Greenland is known locally as Kalaallit Nunaat, the Land of the Greenlandic people.

The highest point in Greenland is Gunnbjorn (3,700 m).

The phenomenon of the Northern Lights (Aurora Borealis) can be seen from autumn onwards. The lights, caused by particles from the sun interacting with the earth's atmosphere, cannot be seen in summer because of the midnight sun.

Ice in Greenland has been estimated to constitute ten percent of the world's fresh water reserves.

There is concern that global warming is causing Greeland's ice to melt which could have implications for sea levels and ocean currents.

The first people arrived in Greenland around four to five thousand years ago crossing the frozen sea from Canada.

The last migration from Canada was a group of people known as the Thule [Inuit].

The kayak, originally used by the Inuit for fishing and hunting seals and whales, is thought to have been in use for around four thousand years.

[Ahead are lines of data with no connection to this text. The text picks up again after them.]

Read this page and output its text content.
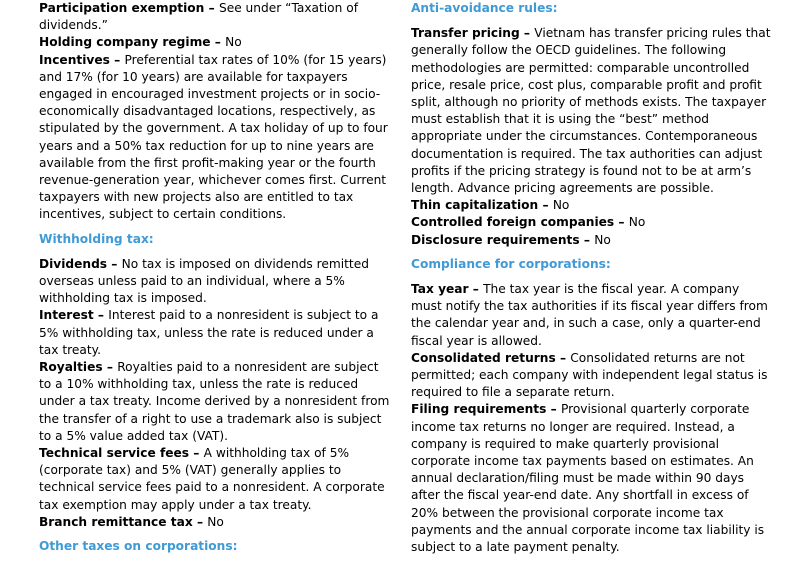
Participation exemption – See under “Taxation of dividends.”

Holding company regime – No

Incentives – Preferential tax rates of 10% (for 15 years) and 17% (for 10 years) are available for taxpayers engaged in encouraged investment projects or in socio-economically disadvantaged locations, respectively, as stipulated by the government. A tax holiday of up to four years and a 50% tax reduction for up to nine years are available from the first profit-making year or the fourth revenue-generation year, whichever comes first. Current taxpayers with new projects also are entitled to tax incentives, subject to certain conditions.

Withholding tax:

Dividends – No tax is imposed on dividends remitted overseas unless paid to an individual, where a 5% withholding tax is imposed.

Interest – Interest paid to a nonresident is subject to a 5% withholding tax, unless the rate is reduced under a tax treaty.

Royalties – Royalties paid to a nonresident are subject to a 10% withholding tax, unless the rate is reduced under a tax treaty. Income derived by a nonresident from the transfer of a right to use a trademark also is subject to a 5% value added tax (VAT).

Technical service fees – A withholding tax of 5% (corporate tax) and 5% (VAT) generally applies to technical service fees paid to a nonresident. A corporate tax exemption may apply under a tax treaty.

Branch remittance tax – No

Other taxes on corporations:
Anti-avoidance rules:

Transfer pricing – Vietnam has transfer pricing rules that generally follow the OECD guidelines. The following methodologies are permitted: comparable uncontrolled price, resale price, cost plus, comparable profit and profit split, although no priority of methods exists. The taxpayer must establish that it is using the “best” method appropriate under the circumstances. Contemporaneous documentation is required. The tax authorities can adjust profits if the pricing strategy is found not to be at arm’s length. Advance pricing agreements are possible.

Thin capitalization – No

Controlled foreign companies – No

Disclosure requirements – No

Compliance for corporations:

Tax year – The tax year is the fiscal year. A company must notify the tax authorities if its fiscal year differs from the calendar year and, in such a case, only a quarter-end fiscal year is allowed.

Consolidated returns – Consolidated returns are not permitted; each company with independent legal status is required to file a separate return.

Filing requirements – Provisional quarterly corporate income tax returns no longer are required. Instead, a company is required to make quarterly provisional corporate income tax payments based on estimates. An annual declaration/filing must be made within 90 days after the fiscal year-end date. Any shortfall in excess of 20% between the provisional corporate income tax payments and the annual corporate income tax liability is subject to a late payment penalty.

Erik the Red, a Norwegian who had been banished from Iceland, discovered Greenland in 982.

In 2000 Greenland celebrated the thousand-year anniversary of Leif Eriksson's discovery of America.

In 1972 a number of mummified Inuit bodies, dated around 1475, were found in a cave in Qilakitsoq, North Greenland.

The English hunted whales off the coast of Greenland in the sixteenth century.

Denmark founded a colony in Greenland in 1721.

In 1940, during the Second World War, Denmark was occupied by Germany; the United States took custody of Greenland until the end of the War. Greenland was returned to Denmark in 1945.

Greenland became part of Denmark in 1953. Self-government was granted in 1979. Greenlanders voted in favour of more autonomy in November 2008.

In 1968 an American B-52 bomber with four nuclear weapons on board crashed near Thule. There is some concern as to whether all the weapons were recovered.

Oil was discovered along the coast of Greenland in the 1990s.

Greenland awarded exploration licences to oil companies in 2007.